Hacking, like any form of security, is a numbers game. Attackers, even very capable ones, are limited in the number of targets that they are able to hit in accordance with the level of resources at their disposable. A larger team can attempt to seek out more targets, pinging them for vulnerabilities, but there are only so many hours in the day to compile lists of potential systems to p0wn and find the right exploit to break into a system and make off with the goods.
Now a new hacking program, AutoSploit, which was released last week on GitHub by a security researcher and hacker who uses the Twitter nom de guerre VectorSEC, is making it easier to erase this balance between resources and capacity.
AutoSploit is an apt name for this new tool, which essentially automates the majority of the hacking process. VectorSEC has combined two existing tools: Shodan.io, which works like Google for searching out connected devices, and the penetration testing tool Metasploit to create something interesting to some, dangerous to others. Essentially, the program uses the Shodan API for finding potential targets. As VectorSEC explains on his GitHub page, "The program allows the user to enter their platform specific search query such as Apache, IIS, etc, upon which a list of candidates will be retrieved."
Apache, for example, is a very commonly used open source project, which GitHub shows to have over 9 million commits. Being such a large project, many of its libraries are likely to have vulnerable versions that could be exploited, which is where VectorSEC uses Metasploit. Instead of looking up which versions of Apache (or any other project that the hacker wants to target) have known vulnerabilities, AutoSploit uses a "Hail Mary" method to try the system for all possible exploits until it determines that there are no holes in the security, or it hits paydirt. The bad news: because this entire process is automated, it could possibly be used by low-level hackers for great gain. It is safe to say that the thousands of organizations using popular Apache projects such as Struts and Tomcat could find themselves in a world of hurt if their systems are not patched.
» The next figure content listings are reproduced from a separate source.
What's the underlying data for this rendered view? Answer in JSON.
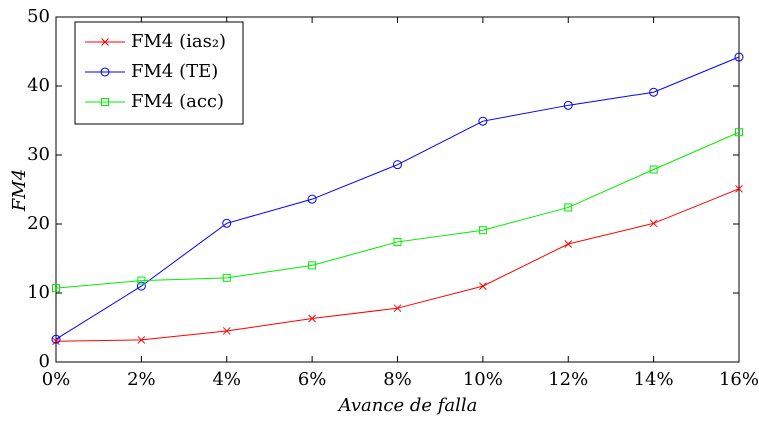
{
  "chart_data": {
    "type": "line",
    "xlabel": "Avance de falla",
    "ylabel": "FM4",
    "x": [
      0,
      2,
      4,
      6,
      8,
      10,
      12,
      14,
      16
    ],
    "series": [
      {
        "name": "FM4 (ias₂)",
        "color": "#ff0000",
        "marker": "x",
        "values": [
          3.0,
          3.2,
          4.5,
          6.3,
          7.8,
          11.0,
          17.1,
          20.1,
          25.1
        ]
      },
      {
        "name": "FM4 (TE)",
        "color": "#0000ff",
        "marker": "o",
        "values": [
          3.3,
          11.0,
          20.1,
          23.6,
          28.6,
          34.9,
          37.2,
          39.1,
          44.2
        ]
      },
      {
        "name": "FM4 (acc)",
        "color": "#00ee00",
        "marker": "s",
        "values": [
          10.7,
          11.8,
          12.2,
          14.0,
          17.4,
          19.1,
          22.4,
          27.9,
          33.3
        ]
      }
    ],
    "xlim": [
      0,
      16
    ],
    "xticks": [
      {
        "value": 0,
        "label": "0%"
      },
      {
        "value": 2,
        "label": "2%"
      },
      {
        "value": 4,
        "label": "4%"
      },
      {
        "value": 6,
        "label": "6%"
      },
      {
        "value": 8,
        "label": "8%"
      },
      {
        "value": 10,
        "label": "10%"
      },
      {
        "value": 12,
        "label": "12%"
      },
      {
        "value": 14,
        "label": "14%"
      },
      {
        "value": 16,
        "label": "16%"
      }
    ],
    "ylim": [
      0,
      50
    ],
    "yticks": [
      0,
      10,
      20,
      30,
      40,
      50
    ],
    "grid": false,
    "legend": "upper left"
  }
}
So far the response to AutoSploit has been a mix of outrage, fear, some applause, and more than a few shrugs. Many have voiced concern that the tool could change the battlefield of security from a game of bows and arrows to one of carpet bombing, calling VectorSEC wildly irresponsible for putting a cyber weapon of this sort out for public consumption. Although these two tools have been around for some time, it is the combination of them in a single package that has folks worried. Others, like security expert Dan Tentler, point out that by taking two tools that can cause trouble on their own and then combining them in an automated process, VectorSEC has dumbed down the field of hacking.
The idea of people using tools developed by others for carrying out hacks is hardly new. Black markets for exploit kits have been around for years, populated by criminals who lack the proper technical understanding to write the malware themselves. However, by posting his tool on GitHub as open source under a GNU license for all to play with, VectorSEC has taken the hacking of systems to a whole new level with increased availability.
Those who view AutoSploit as a positive measure contend that by making exploitation so easy and available to the masses of script kiddies, it could encourage organizations to really implement solutions that can keep them safe not only from this exploit kit but from more-experienced hacker teams as well.
In the meantime, others in the open source community have stepped up to prevent some of the worst potential damage from AutoSploit. Security expert Jerry Gamblin posted to GitHub his own bit of code that he says will block Shodan from being able to scan your systems. However, it is questionable as to whether this response will be widely used, considering the generally poor performance of the software industry for implementing critical patches when they are announced from the project managers themselves.